Hmm. I'm stuck on handling deletion in UniversalFallbackUtilities.Model:
julia> using MathOptInterface
julia> const MOI = MathOptInterface
MathOptInterface
julia> model = MOI.Utilities.Model{Float64}()
MOIU.GenericModel{Float64, MOIU.ModelFunctionConstraints{Float64}}
julia> x = MOI.add_variable(model)
MathOptInterface.VariableIndex(1)
julia> @time @eval MOI.delete(model, x)
11.937550 seconds (17.38 M allocations: 957.306 MiB, 3.09% gc time, 100.01% compilation time)
Fixed in #1315.
This biggest issue now is the inferrability of default_copy_to:
https://github.com/jump-dev/MathOptInterface.jl/blob/85f97037e296e898389cb5086f4e77800ed52007/src/Utilities/copy.jl#L638-L650
Things like this are quite bad https://github.com/jump-dev/MathOptInterface.jl/blob/85f97037e296e898389cb5086f4e77800ed52007/src/Utilities/copy.jl#L457-L509
Removing this from 0.10. We've made some good progress, and there is a plan to improve things further in the next JuMP release.
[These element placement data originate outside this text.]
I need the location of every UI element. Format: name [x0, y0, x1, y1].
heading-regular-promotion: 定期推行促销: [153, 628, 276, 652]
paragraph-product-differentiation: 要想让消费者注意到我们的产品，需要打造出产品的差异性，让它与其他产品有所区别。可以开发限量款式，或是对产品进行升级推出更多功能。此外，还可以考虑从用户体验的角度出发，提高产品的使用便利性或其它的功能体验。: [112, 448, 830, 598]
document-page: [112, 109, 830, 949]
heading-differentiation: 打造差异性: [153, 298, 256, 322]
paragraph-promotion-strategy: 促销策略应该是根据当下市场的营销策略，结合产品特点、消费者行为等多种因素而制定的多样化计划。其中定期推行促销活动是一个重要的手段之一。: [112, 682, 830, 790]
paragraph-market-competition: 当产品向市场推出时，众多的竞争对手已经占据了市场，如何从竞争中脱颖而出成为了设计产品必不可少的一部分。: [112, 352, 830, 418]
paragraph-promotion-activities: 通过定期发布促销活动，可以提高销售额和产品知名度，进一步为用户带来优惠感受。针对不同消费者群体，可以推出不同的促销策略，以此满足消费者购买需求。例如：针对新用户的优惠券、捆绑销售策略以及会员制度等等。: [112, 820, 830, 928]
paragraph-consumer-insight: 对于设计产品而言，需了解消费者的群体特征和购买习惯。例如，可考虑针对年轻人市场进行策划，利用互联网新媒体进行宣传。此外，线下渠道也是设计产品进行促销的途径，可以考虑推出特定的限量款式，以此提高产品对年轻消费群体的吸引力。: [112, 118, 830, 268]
Take a look at https://github.com/JuliaDiff/ChainRules.jl/pull/499
A big offender is:
using SnoopCompile
using GLPK; const MOI = GLPK.MOI
model = MOI.instantiate(GLPK.Optimizer; with_bridge_type = Float64)
f(model) = MOI.set(model, MOI.ObjectiveSense(), MOI.MIN_SENSE)
tinf = @snoopi_deep f(model)
itrigs = inference_triggers(tinf)
mtrigs = accumulate_by_source(Method, itrigs)
using ProfileView
fg = flamegraph(tinf)
ProfileView.view(fg)
Closing because things are now muuuuch better (with Julia 1.9)
(base) oscar@Oscars-MBP /tmp % julia +1.9 --project=. --depwarn=error bench.jl clp
Running: clp
3.103880 seconds (3.67 M allocations: 246.743 MiB, 4.04% gc time, 99.69% compilation time: <1% of which was recompilation)
0.001400 seconds (2.95 k allocations: 153.984 KiB)
(base) oscar@Oscars-MBP /tmp % julia +1.9 --project=. --depwarn=error bench.jl clp --no-bridge
Running: clp --no-bridge
1.396099 seconds (1.39 M allocations: 95.472 MiB, 3.82% gc time, 99.63% compilation time)
0.001089 seconds (1.74 k allocations: 122.922 KiB)
(base) oscar@Oscars-MBP /tmp % julia +1.9 --project=. --depwarn=error bench.jl glpk
Running: glpk
1.899633 seconds (2.60 M allocations: 179.593 MiB, 4.50% gc time, 99.74% compilation time: <1% of which was recompilation)
0.000728 seconds (2.26 k allocations: 89.062 KiB)
(base) oscar@Oscars-MBP /tmp % julia +1.9 --project=. --depwarn=error bench.jl glpk --no-bridge
Running: glpk --no-bridge
0.525569 seconds (634.41 k allocations: 43.383 MiB, 5.80% gc time, 99.73% compilation time)
0.000331 seconds (532 allocations: 58.844 KiB)
(base) oscar@Oscars-MBP /tmp % julia +1.9 --project=. --depwarn=error bench.jl highs
Running: highs
0.658714 seconds (797.60 k allocations: 54.717 MiB, 98.87% compilation time: 31% of which was recompilation)
0.002237 seconds (2.27 k allocations: 89.609 KiB)
(base) oscar@Oscars-MBP /tmp % julia +1.9 --project=. --depwarn=error bench.jl highs --no-bridge
Running: highs --no-bridge
1.474796 seconds (1.52 M allocations: 104.449 MiB, 2.58% gc time, 99.77% compilation time)
0.001385 seconds (483 allocations: 53.781 KiB)
We can continue to improve by adding PrecompileTools, but let's use #2226 as that issue.